Having made four trips to England and France over the last year and a half, I see an angle that doesn’t get covered much in the states: the boom for the Euroskeptics in France and England came largely because their leaders forced gay marriage on the nations’ conservative parties (UMP and the Tories) at the behest of our president, who’s weirdly obsessed with homosexuality. (A shamelessly gossipy innuendo to consider: what heterosexual president would be looking to settle down in Palm Springs, California after leaving the White House? I’m just saying.)

In recent months, Croatia, Slovakia, Greece, Estonia, and Finland have all made moves to block the expansion of gay marriage and gay parenting. And it’s not because of Russia. It’s because they don’t want gay families and all the affronts to human dignity, motherhood, fatherhood, and children’s rights that come with them.
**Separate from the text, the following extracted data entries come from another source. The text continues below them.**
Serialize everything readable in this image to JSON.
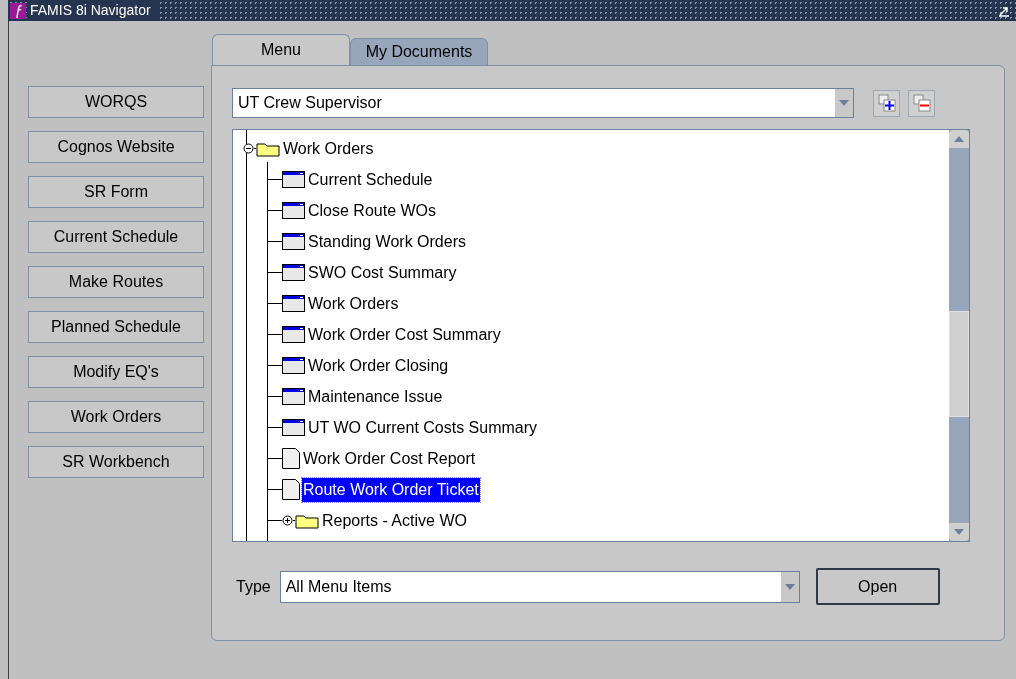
{
  "window": {
    "title": "FAMIS 8i Navigator"
  },
  "shortcuts": [
    "WORQS",
    "Cognos Website",
    "SR Form",
    "Current Schedule",
    "Make Routes",
    "Planned Schedule",
    "Modify EQ's",
    "Work Orders",
    "SR Workbench"
  ],
  "tabs": [
    {
      "label": "Menu",
      "selected": true
    },
    {
      "label": "My Documents",
      "selected": false
    }
  ],
  "responsibility": {
    "value": "UT Crew Supervisor"
  },
  "tree": [
    {
      "label": "Work Orders",
      "kind": "folder",
      "expanded": true,
      "selected": false,
      "children": [
        {
          "label": "Current Schedule",
          "kind": "form",
          "selected": false
        },
        {
          "label": "Close Route WOs",
          "kind": "form",
          "selected": false
        },
        {
          "label": "Standing Work Orders",
          "kind": "form",
          "selected": false
        },
        {
          "label": "SWO Cost Summary",
          "kind": "form",
          "selected": false
        },
        {
          "label": "Work Orders",
          "kind": "form",
          "selected": false
        },
        {
          "label": "Work Order Cost Summary",
          "kind": "form",
          "selected": false
        },
        {
          "label": "Work Order Closing",
          "kind": "form",
          "selected": false
        },
        {
          "label": "Maintenance Issue",
          "kind": "form",
          "selected": false
        },
        {
          "label": "UT WO Current Costs Summary",
          "kind": "form",
          "selected": false
        },
        {
          "label": "Work Order Cost Report",
          "kind": "report",
          "selected": false
        },
        {
          "label": "Route Work Order Ticket",
          "kind": "report",
          "selected": true
        },
        {
          "label": "Reports - Active WO",
          "kind": "folder",
          "expanded": false,
          "selected": false
        }
      ]
    }
  ],
  "type_filter": {
    "label": "Type",
    "value": "All Menu Items"
  },
  "open_button": {
    "label": "Open"
  }
}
The gay lobby has gone around the world pushing its agenda, including extreme things like surrogacy brokerages and transgenderism, on countries that have seen Westerners ask them to eschew projects like vaccinations and clean drinking water so they can devote preciously limited resources to free abortions and laws protecting drag queens from housing discrimination. The LGBT agenda is wacko enough on American soil, but when you take it overseas, it’s truly outrageous. The steady drum beat announcing “success after success” of the Gay Lobby here in the United States has to be taken with a grain of salt. In much of Latin America, the populations remain skeptical of these changes. In Asia, Europe, and Africa, the crowds are overwhelmingly hostile to them, which is why the U.N.’s Human Rights Council tilted the way it did.

And as we see the 2014 midterms in our headlights, it is time to remind ourselves: the world may be going mad, but not as mad as we might believe while reading the Daily Beast. Every child has a mother and father. The world knows that. The social issues are not dead; they are, in fact, waiting to awaken from a long slumber.
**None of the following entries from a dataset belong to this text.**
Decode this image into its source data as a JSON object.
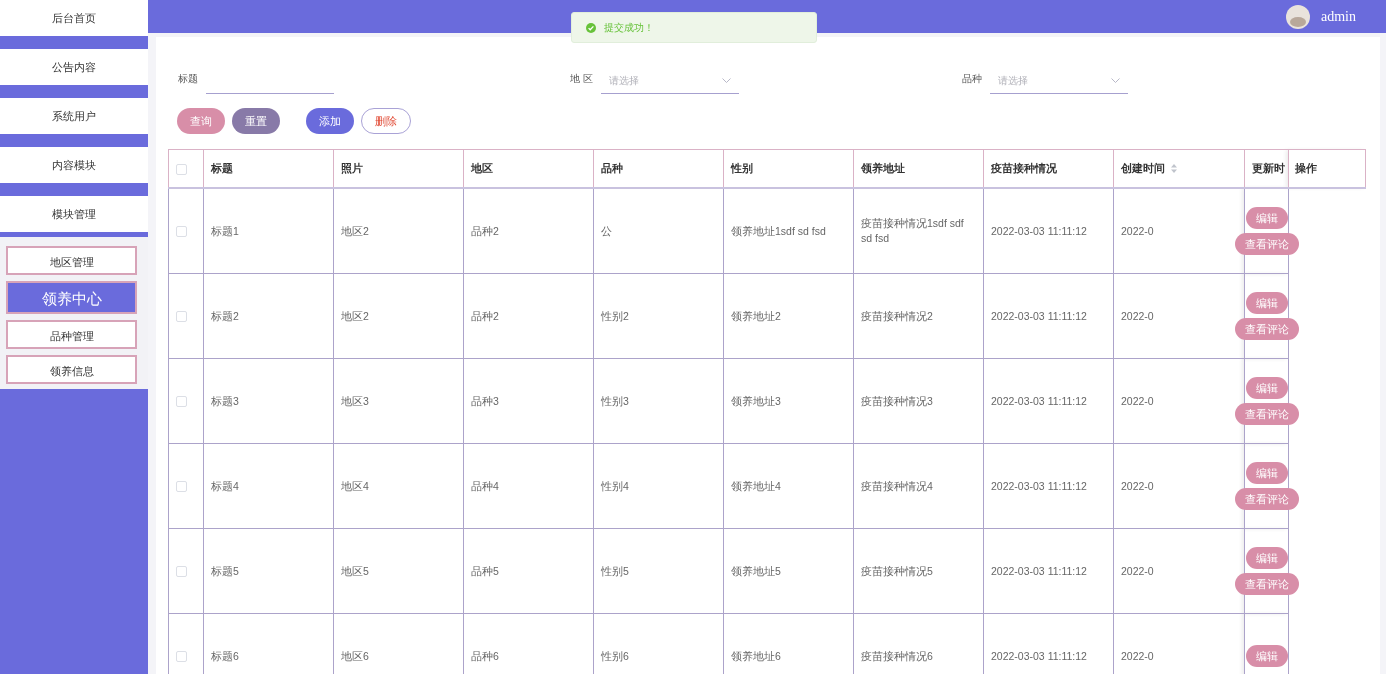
{
  "sidebar": {
    "items": [
      {
        "label": "后台首页",
        "kind": "main",
        "selected": false
      },
      {
        "label": "公告内容",
        "kind": "main",
        "selected": false
      },
      {
        "label": "系统用户",
        "kind": "main",
        "selected": false
      },
      {
        "label": "内容模块",
        "kind": "main",
        "selected": false
      },
      {
        "label": "模块管理",
        "kind": "main",
        "selected": false
      },
      {
        "label": "地区管理",
        "kind": "sub",
        "selected": false
      },
      {
        "label": "领养中心",
        "kind": "sub",
        "selected": true
      },
      {
        "label": "品种管理",
        "kind": "sub",
        "selected": false
      },
      {
        "label": "领养信息",
        "kind": "sub",
        "selected": false
      }
    ]
  },
  "header": {
    "user": "admin"
  },
  "toast": {
    "text": "提交成功！"
  },
  "filters": [
    {
      "label": "标题",
      "kind": "input"
    },
    {
      "label": "地 区",
      "kind": "select",
      "placeholder": "请选择"
    },
    {
      "label": "品种",
      "kind": "select",
      "placeholder": "请选择"
    }
  ],
  "buttons": [
    {
      "label": "查询",
      "kind": "query"
    },
    {
      "label": "重置",
      "kind": "reset"
    },
    {
      "label": "添加",
      "kind": "add"
    },
    {
      "label": "删除",
      "kind": "delete"
    }
  ],
  "table": {
    "select_all": {
      "checked": false
    },
    "columns": [
      {
        "label": "标题"
      },
      {
        "label": "照片"
      },
      {
        "label": "地区"
      },
      {
        "label": "品种"
      },
      {
        "label": "性别"
      },
      {
        "label": "领养地址"
      },
      {
        "label": "疫苗接种情况"
      },
      {
        "label": "创建时间",
        "sortable": true
      },
      {
        "label": "更新时"
      },
      {
        "label": "操作"
      }
    ],
    "rows": [
      {
        "checked": false,
        "cells": [
          "标题1",
          "地区2",
          "品种2",
          "公",
          "领养地址1sdf sd fsd",
          "疫苗接种情况1sdf sdf sd fsd",
          "2022-03-03 11:11:12",
          "2022-0"
        ],
        "actions": [
          "编辑",
          "查看评论"
        ]
      },
      {
        "checked": false,
        "cells": [
          "标题2",
          "地区2",
          "品种2",
          "性别2",
          "领养地址2",
          "疫苗接种情况2",
          "2022-03-03 11:11:12",
          "2022-0"
        ],
        "actions": [
          "编辑",
          "查看评论"
        ]
      },
      {
        "checked": false,
        "cells": [
          "标题3",
          "地区3",
          "品种3",
          "性别3",
          "领养地址3",
          "疫苗接种情况3",
          "2022-03-03 11:11:12",
          "2022-0"
        ],
        "actions": [
          "编辑",
          "查看评论"
        ]
      },
      {
        "checked": false,
        "cells": [
          "标题4",
          "地区4",
          "品种4",
          "性别4",
          "领养地址4",
          "疫苗接种情况4",
          "2022-03-03 11:11:12",
          "2022-0"
        ],
        "actions": [
          "编辑",
          "查看评论"
        ]
      },
      {
        "checked": false,
        "cells": [
          "标题5",
          "地区5",
          "品种5",
          "性别5",
          "领养地址5",
          "疫苗接种情况5",
          "2022-03-03 11:11:12",
          "2022-0"
        ],
        "actions": [
          "编辑",
          "查看评论"
        ]
      },
      {
        "checked": false,
        "cells": [
          "标题6",
          "地区6",
          "品种6",
          "性别6",
          "领养地址6",
          "疫苗接种情况6",
          "2022-03-03 11:11:12",
          "2022-0"
        ],
        "actions": [
          "编辑"
        ]
      }
    ]
  }
}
Written by Robert Oscar Lopez.

2 Comments:

  1. I must say, for people who practice a religion taught by a man who really only tried to teach you to not judge and love another UNCONDITIONALY you are some judgemental pricks. Im not even gay and I can say that for you to say your men of “God” is extremely frustrating. Are you men of God or men of Gods teachings ? There is a difference. Men of God seem to go to war a lot. They seem to judge a lot. They seem to break all the rules of your prescious god just because someone is different. I hope one day christians wake up and realize that you are all being used by the New World Order to instill hate and prejudice when we need to unite more than ever. Our lives and our childrens lives depend on it. But your all to busy adding hate into the system. Thank you for being part of the problem. I hope one day you can release your hate as I HAVE DONE you really do start to become more happy in life when the only person you judge is yourself.

  2. How about those of us who are trying to oppose Abortion remember that lots of Kids are stuck in the Fostercare System with the State making ti very difficult for anyone to Adobt them.

    Being raised by a Same-Sex Couple is certainly preferable to being raised by The State.